I hope to finish the inference.

Environment overview

Environment details

Additional context I have not prepared Megatron GPT & numba Moreover, I only use the aepyx.wav in the Voxconverse test.

alamnasim commented 2 years ago

Please refer this issue: https://github.com/NVIDIA/NeMo/issues/4157 I also faced this issue its a VAD model issue, if you use VAD_Telephony_marblenet.nemo.
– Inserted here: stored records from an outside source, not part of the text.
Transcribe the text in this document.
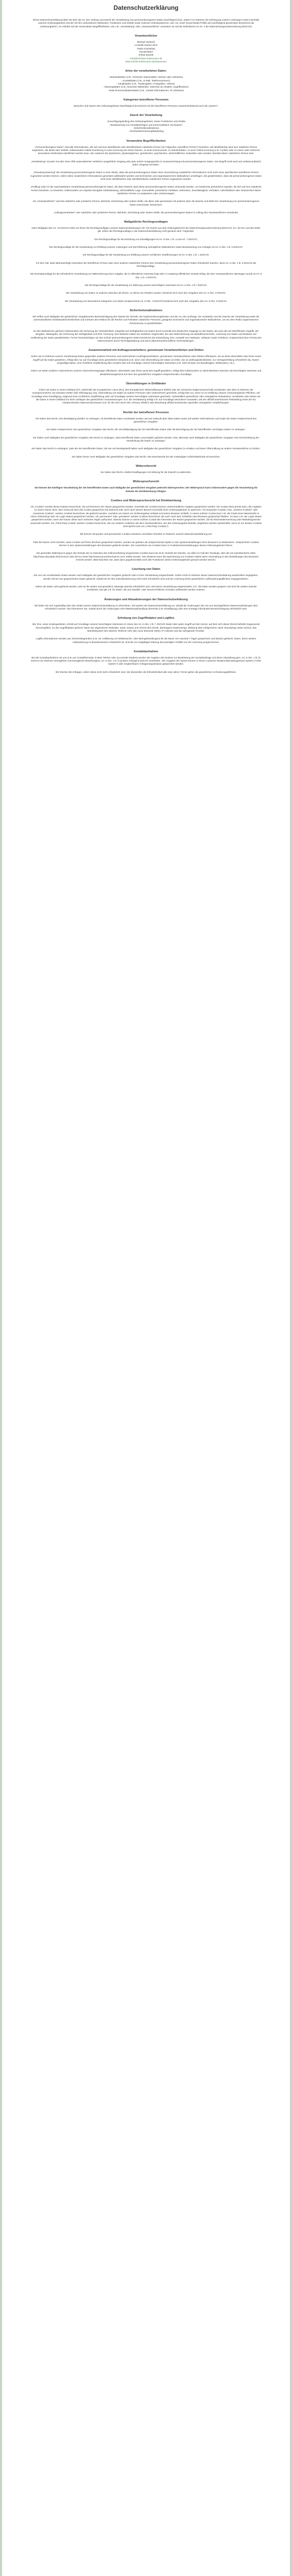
Datenschutzerklärung
Diese Datenschutzerklärung klärt Sie über die Art, den Umfang und Zweck der Verarbeitung von personenbezogenen Daten (nachfolgend kurz „Daten“) im Rahmen der Erbringung unserer Leistungen sowie innerhalb unseres Onlineangebotes und der mit ihm verbundenen Webseiten, Funktionen und Inhalte sowie externen Onlinepräsenzen, wie z.B. unser Social Media Profile auf (nachfolgend gemeinsam bezeichnet als „Onlineangebot“). Im Hinblick auf die verwendeten Begrifflichkeiten, wie z.B. „Verarbeitung“ oder „Verantwortlicher“ verweisen wir auf die Definitionen im Art. 4 der Datenschutzgrundverordnung (DSGVO).
Verantwortlicher
Michael Heinisch
Le-Molle-Garten-Str.9
74931 Künzelsau
Deutschland
07940 511100
mich@michael-onlinemusic.de
www.michel-onlinemusic.de/impressum
Arten der verarbeiteten Daten:
- Bestandsdaten (z.B., Personen-Stammdaten, Namen oder Adressen).
- Kontaktdaten (z.B., E-Mail, Telefonnummern).
- Inhaltsdaten (z.B., Texteingaben, Fotografien, Videos).
- Nutzungsdaten (z.B., besuchte Webseiten, Interesse an Inhalten, Zugriffszeiten).
- Meta-/Kommunikationsdaten (z.B., Geräte-Informationen, IP-Adressen).
Kategorien betroffener Personen
Besucher und Nutzer des Onlineangebotes (Nachfolgend bezeichnen wir die betroffenen Personen zusammenfassend auch als „Nutzer“).
Zweck der Verarbeitung
- Zurverfügungstellung des Onlineangebotes, seiner Funktionen und Inhalte.
- Beantwortung von Kontaktanfragen und Kommunikation mit Nutzern.
- Sicherheitsmaßnahmen.
- Reichweitenmessung/Marketing
Verwendete Begrifflichkeiten
„Personenbezogene Daten“ sind alle Informationen, die sich auf eine identifizierte oder identifizierbare natürliche Person (im Folgenden „betroffene Person“) beziehen; als identifizierbar wird eine natürliche Person angesehen, die direkt oder indirekt, insbesondere mittels Zuordnung zu einer Kennung wie einem Namen, zu einer Kennnummer, zu Standortdaten, zu einer Online-Kennung (z.B. Cookie) oder zu einem oder mehreren besonderen Merkmalen identifiziert werden kann, die Ausdruck der physischen, physiologischen, genetischen, psychischen, wirtschaftlichen, kulturellen oder sozialen Identität dieser natürlichen Person sind.
„Verarbeitung“ ist jeder mit oder ohne Hilfe automatisierter Verfahren ausgeführte Vorgang oder jede solche Vorgangsreihe im Zusammenhang mit personenbezogenen Daten. Der Begriff reicht weit und umfasst praktisch jeden Umgang mit Daten.
„Pseudonymisierung“ die Verarbeitung personenbezogener Daten in einer Weise, dass die personenbezogenen Daten ohne Hinzuziehung zusätzlicher Informationen nicht mehr einer spezifischen betroffenen Person zugeordnet werden können, sofern diese zusätzlichen Informationen gesondert aufbewahrt werden und technischen und organisatorischen Maßnahmen unterliegen, die gewährleisten, dass die personenbezogenen Daten nicht einer identifizierten oder identifizierbaren natürlichen Person zugewiesen werden.
„Profiling“ jede Art der automatisierten Verarbeitung personenbezogener Daten, die darin besteht, dass diese personenbezogenen Daten verwendet werden, um bestimmte persönliche Aspekte, die sich auf eine natürliche Person beziehen, zu bewerten, insbesondere um Aspekte bezüglich Arbeitsleistung, wirtschaftliche Lage, Gesundheit, persönliche Vorlieben, Interessen, Zuverlässigkeit, Verhalten, Aufenthaltsort oder Ortswechsel dieser natürlichen Person zu analysieren oder vorherzusagen.
Als „Verantwortlicher“ wird die natürliche oder juristische Person, Behörde, Einrichtung oder andere Stelle, die allein oder gemeinsam mit anderen über die Zwecke und Mittel der Verarbeitung von personenbezogenen Daten entscheidet, bezeichnet.
„Auftragsverarbeiter“ eine natürliche oder juristische Person, Behörde, Einrichtung oder andere Stelle, die personenbezogene Daten im Auftrag des Verantwortlichen verarbeitet.
Maßgebliche Rechtsgrundlagen
Nach Maßgabe des Art. 13 DSGVO teilen wir Ihnen die Rechtsgrundlagen unserer Datenverarbeitungen mit. Für Nutzer aus dem Geltungsbereich der Datenschutzgrundverordnung (DSGVO), d.h. der EU und des EWG gilt, sofern die Rechtsgrundlage in der Datenschutzerklärung nicht genannt wird, Folgendes:
Die Rechtsgrundlage für die Einholung von Einwilligungen ist Art. 6 Abs. 1 lit. a und Art. 7 DSGVO;
Die Rechtsgrundlage für die Verarbeitung zur Erfüllung unserer Leistungen und Durchführung vertraglicher Maßnahmen sowie Beantwortung von Anfragen ist Art. 6 Abs. 1 lit. b DSGVO;
Die Rechtsgrundlage für die Verarbeitung zur Erfüllung unserer rechtlichen Verpflichtungen ist Art. 6 Abs. 1 lit. c DSGVO;
Für den Fall, dass lebenswichtige Interessen der betroffenen Person oder einer anderen natürlichen Person eine Verarbeitung personenbezogener Daten erforderlich machen, dient Art. 6 Abs. 1 lit. d DSGVO als Rechtsgrundlage.
Die Rechtsgrundlage für die erforderliche Verarbeitung zur Wahrnehmung einer Aufgabe, die im öffentlichen Interesse liegt oder in Ausübung öffentlicher Gewalt erfolgt, die dem Verantwortlichen übertragen wurde ist Art. 6 Abs. 1 lit. e DSGVO.
Die Rechtsgrundlage für die Verarbeitung zur Wahrung unserer berechtigten Interessen ist Art. 6 Abs. 1 lit. f DSGVO.
Die Verarbeitung von Daten zu anderen Zwecken als denen, zu denen sie erhoben wurden, bestimmt sich nach den Vorgaben des Art. 6 Abs. 4 DSGVO.
Die Verarbeitung von besonderen Kategorien von Daten (entsprechend Art. 9 Abs. 1 DSGVO) bestimmt sich nach den Vorgaben des Art. 9 Abs. 2 DSGVO.
Sicherheitsmaßnahmen
Wir treffen nach Maßgabe der gesetzlichen Vorgabenunter Berücksichtigung des Stands der Technik, der Implementierungskosten und der Art, des Umfangs, der Umstände und der Zwecke der Verarbeitung sowie der unterschiedlichen Eintrittswahrscheinlichkeit und Schwere des Risikos für die Rechte und Freiheiten natürlicher Personen, geeignete technische und organisatorische Maßnahmen, um ein dem Risiko angemessenes Schutzniveau zu gewährleisten.
Zu den Maßnahmen gehören insbesondere die Sicherung der Vertraulichkeit, Integrität und Verfügbarkeit von Daten durch Kontrolle des physischen Zugangs zu den Daten, als auch des sie betreffenden Zugriffs, der Eingabe, Weitergabe, der Sicherung der Verfügbarkeit und ihrer Trennung. Des Weiteren haben wir Verfahren eingerichtet, die eine Wahrnehmung von Betroffenenrechten, Löschung von Daten und Reaktion auf Gefährdung der Daten gewährleisten. Ferner berücksichtigen wir den Schutz personenbezogener Daten bereits bei der Entwicklung, bzw. Auswahl von Hardware, Software sowie Verfahren, entsprechend dem Prinzip des Datenschutzes durch Technikgestaltung und durch datenschutzfreundliche Voreinstellungen.
Zusammenarbeit mit Auftragsverarbeitern, gemeinsam Verantwortlichen und Dritten
Sofern wir im Rahmen unserer Verarbeitung Daten gegenüber anderen Personen und Unternehmen (Auftragsverarbeitern, gemeinsam Verantwortlichen oder Dritten) offenbaren, sie an diese übermitteln oder ihnen sonst Zugriff auf die Daten gewähren, erfolgt dies nur auf Grundlage einer gesetzlichen Erlaubnis (z.B. wenn eine Übermittlung der Daten an Dritte, wie an Zahlungsdienstleister, zur Vertragserfüllung erforderlich ist), Nutzer eingewilligt haben, eine rechtliche Verpflichtung dies vorsieht oder auf Grundlage unserer berechtigten Interessen (z.B. beim Einsatz von Beauftragten, Webhostern, etc.).
Sofern wir Daten anderen Unternehmen unserer Unternehmensgruppe offenbaren, übermitteln oder ihnen sonst den Zugriff gewähren, erfolgt dies insbesondere zu administrativen Zwecken als berechtigtes Interesse und darüberhinausgehend auf einer den gesetzlichen Vorgaben entsprechenden Grundlage.
Übermittlungen in Drittländer
Sofern wir Daten in einem Drittland (d.h. außerhalb der Europäischen Union (EU), des Europäischen Wirtschaftsraums (EWR) oder der Schweizer Eidgenossenschaft) verarbeiten oder dies im Rahmen der Inanspruchnahme von Diensten Dritter oder Offenlegung, bzw. Übermittlung von Daten an andere Personen oder Unternehmen geschieht, erfolgt dies nur, wenn es zur Erfüllung unserer (vor)vertraglichen Pflichten, auf Grundlage Ihrer Einwilligung, aufgrund einer rechtlichen Verpflichtung oder auf Grundlage unserer berechtigten Interessen geschieht. Vorbehaltlich gesetzlicher oder vertraglicher Erlaubnisse, verarbeiten oder lassen wir die Daten in einem Drittland nur beim Vorliegen der gesetzlichen Voraussetzungen. D.h. die Verarbeitung erfolgt z.B. auf Grundlage besonderer Garantien, wie der offiziell anerkannten Feststellung eines der EU entsprechenden Datenschutzniveaus (z.B. für die USA durch den „Privacy Shield“) oder Beachtung offiziell anerkannter spezieller vertraglicher Verpflichtungen.
Rechte der betroffenen Personen
Sie haben das Recht, eine Bestätigung darüber zu verlangen, ob betreffende Daten verarbeitet werden und auf Auskunft über diese Daten sowie auf weitere Informationen und Kopie der Daten entsprechend den gesetzlichen Vorgaben.
Sie haben entsprechend. den gesetzlichen Vorgaben das Recht, die Vervollständigung der Sie betreffenden Daten oder die Berichtigung der Sie betreffenden unrichtigen Daten zu verlangen.
Sie haben nach Maßgabe der gesetzlichen Vorgaben das Recht zu verlangen, dass betreffende Daten unverzüglich gelöscht werden, bzw. alternativ nach Maßgabe der gesetzlichen Vorgaben eine Einschränkung der Verarbeitung der Daten zu verlangen.
Sie haben das Recht zu verlangen, dass die Sie betreffenden Daten, die Sie uns bereitgestellt haben nach Maßgabe der gesetzlichen Vorgaben zu erhalten und deren Übermittlung an andere Verantwortliche zu fordern.
Sie haben ferner nach Maßgabe der gesetzlichen Vorgaben das Recht, eine Beschwerde bei der zuständigen Aufsichtsbehörde einzureichen.
Widerrufsrecht
Sie haben das Recht, erteilte Einwilligungen mit Wirkung für die Zukunft zu widerrufen.
Widerspruchsrecht
Sie können der künftigen Verarbeitung der Sie betreffenden Daten nach Maßgabe der gesetzlichen Vorgaben jederzeit widersprechen. Der Widerspruch kann insbesondere gegen die Verarbeitung für Zwecke der Direktwerbung erfolgen.
Cookies und Widerspruchsrecht bei Direktwerbung
Als „Cookies“ werden kleine Dateien bezeichnet, die auf Rechnern der Nutzer gespeichert werden. Innerhalb der Cookies können unterschiedliche Angaben gespeichert werden. Ein Cookie dient primär dazu, die Angaben zu einem Nutzer (bzw. dem Gerät auf dem das Cookie gespeichert ist) während oder auch nach seinem Besuch innerhalb eines Onlineangebotes zu speichern. Als temporäre Cookies, bzw. „Session-Cookies“ oder „transiente Cookies“, werden Cookies bezeichnet, die gelöscht werden, nachdem ein Nutzer ein Onlineangebot verlässt und seinen Browser schließt. In einem solchen Cookie kann z.B. der Inhalt eines Warenkorbs in einem Onlineshop oder ein Login-Status gespeichert werden. Als „permanent“ oder „persistent“ werden Cookies bezeichnet, die auch nach dem Schließen des Browsers gespeichert bleiben. So kann z.B. der Login-Status gespeichert werden, wenn die Nutzer diese nach mehreren Tagen aufsuchen. Ebenso können in einem solchen Cookie die Interessen der Nutzer gespeichert werden, die für Reichweitenmessung oder Marketingzwecke verwendet werden. Als „Third-Party-Cookie“ werden Cookies bezeichnet, die von anderen Anbietern als dem Verantwortlichen, der das Onlineangebot betreibt, angeboten werden (andernfalls, wenn es nur dessen Cookies sind spricht man von „First-Party Cookies“).
Wir können temporäre und permanente Cookies einsetzen und klären hierüber im Rahmen unserer Datenschutzerklärung auf.
Falls die Nutzer nicht möchten, dass Cookies auf ihrem Rechner gespeichert werden, werden sie gebeten die entsprechende Option in den Systemeinstellungen ihres Browsers zu deaktivieren. Gespeicherte Cookies können in den Systemeinstellungen des Browsers gelöscht werden. Der Ausschluss von Cookies kann zu Funktionseinschränkungen dieses Onlineangebotes führen.
Ein genereller Widerspruch gegen den Einsatz der zu Zwecken des Onlinemarketing eingesetzten Cookies kann bei einer Vielzahl der Dienste, vor allem im Fall des Trackings, über die US-amerikanische Seite http://www.aboutads.info/choices/ oder die EU-Seite http://www.youronlinechoices.com/ erklärt werden. Des Weiteren kann die Speicherung von Cookies mittels deren Abschaltung in den Einstellungen des Browsers erreicht werden. Bitte beachten Sie, dass dann gegebenenfalls nicht alle Funktionen dieses Onlineangebotes genutzt werden können.
Löschung von Daten
Die von uns verarbeiteten Daten werden nach Maßgabe der gesetzlichen Vorgaben gelöscht oder in ihrer Verarbeitung eingeschränkt. Sofern nicht im Rahmen dieser Datenschutzerklärung ausdrücklich angegeben, werden die bei uns gespeicherten Daten gelöscht, sobald sie für ihre Zweckbestimmung nicht mehr erforderlich sind und der Löschung keine gesetzlichen Aufbewahrungspflichten entgegenstehen.
Sofern die Daten nicht gelöscht werden, weil sie für andere und gesetzlich zulässige Zwecke erforderlich sind, wird deren Verarbeitung eingeschränkt. D.h. die Daten werden gesperrt und nicht für andere Zwecke verarbeitet. Das gilt z.B. für Daten, die aus handels- oder steuerrechtlichen Gründen aufbewahrt werden müssen.
Änderungen und Aktualisierungen der Datenschutzerklärung
Wir bitten Sie sich regelmäßig über den Inhalt unserer Datenschutzerklärung zu informieren. Wir passen die Datenschutzerklärung an, sobald die Änderungen der von uns durchgeführten Datenverarbeitungen dies erforderlich machen. Wir informieren Sie, sobald durch die Änderungen eine Mitwirkungshandlung Ihrerseits (z.B. Einwilligung) oder eine sonstige individuelle Benachrichtigung erforderlich wird.
Erhebung von Zugriffsdaten und Logfiles
Wir, bzw. unser Hostinganbieter, erhebt auf Grundlage unserer berechtigten Interessen im Sinne des Art. 6 Abs. 1 lit. f. DSGVO Daten über jeden Zugriff auf den Server, auf dem sich dieser Dienst befindet (sogenannte Serverlogfiles). Zu den Zugriffsdaten gehören Name der abgerufenen Webseite, Datei, Datum und Uhrzeit des Abrufs, übertragene Datenmenge, Meldung über erfolgreichen Abruf, Browsertyp nebst Version, das Betriebssystem des Nutzers, Referrer URL (die zuvor besuchte Seite), IP-Adresse und der anfragende Provider.
Logfile-Informationen werden aus Sicherheitsgründen (z.B. zur Aufklärung von Missbrauchs- oder Betrugshandlungen) für die Dauer von maximal 7 Tagen gespeichert und danach gelöscht. Daten, deren weitere Aufbewahrung zu Beweiszwecken erforderlich ist, sind bis zur endgültigen Klärung des jeweiligen Vorfalls von der Löschung ausgenommen.
Kontaktaufnahme
Bei der Kontaktaufnahme mit uns (z.B. per Kontaktformular, E-Mail, Telefon oder via sozialer Medien) werden die Angaben des Nutzers zur Bearbeitung der Kontaktanfrage und deren Abwicklung gem. Art. 6 Abs. 1 lit. b) DSGVO (im Rahmen vertraglicher-/vorvertraglicher Beziehungen), Art. 6 Abs. 1 lit. f) (andere Anfragen) DSGVO verarbeitet.. Die Angaben der Nutzer können in einem Customer-Relationship-Management System ("CRM System") oder vergleichbarer Anfragenorganisation gespeichert werden.
Wir löschen die Anfragen, sofern diese nicht mehr erforderlich sind. Wir überprüfen die Erforderlichkeit alle zwei Jahre; Ferner gelten die gesetzlichen Archivierungspflichten.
It will work without any error.

When I run from base (no virtual environment) on some machine it run well even with marblenet only.

You can run notebook tutorial it will work. https://github.com/NVIDIA/NeMo/blob/main/tutorials/speaker_tasks/Speaker_Diarization_Inference.ipynb

triumph9989 commented 2 years ago

@alamnasim Yes. I have tried to replace VAD with Telephony_marblenet and it works for me. I really appreciate your help : )

nithinraok commented 2 years ago

@fayejf FYI

skanda1005 commented 2 years ago

I used VAD_Telephony_marblenet but still it gets stuck at generating predictions. Any solutions?

nithinraok commented 2 years ago

For temporary fix, change num_workers to 1.

Anna-Pinewood commented 9 months ago

I have tried to run it on Ubuntu 22.04.3 LTS with 8 cpu cores. When i changedconfig.num_workers = 8 to config.num_workers = 1 the freeze has gone and it worked. I did not change vad model, still works with pretrained_vad = 'vad_multilingual_marblenet'.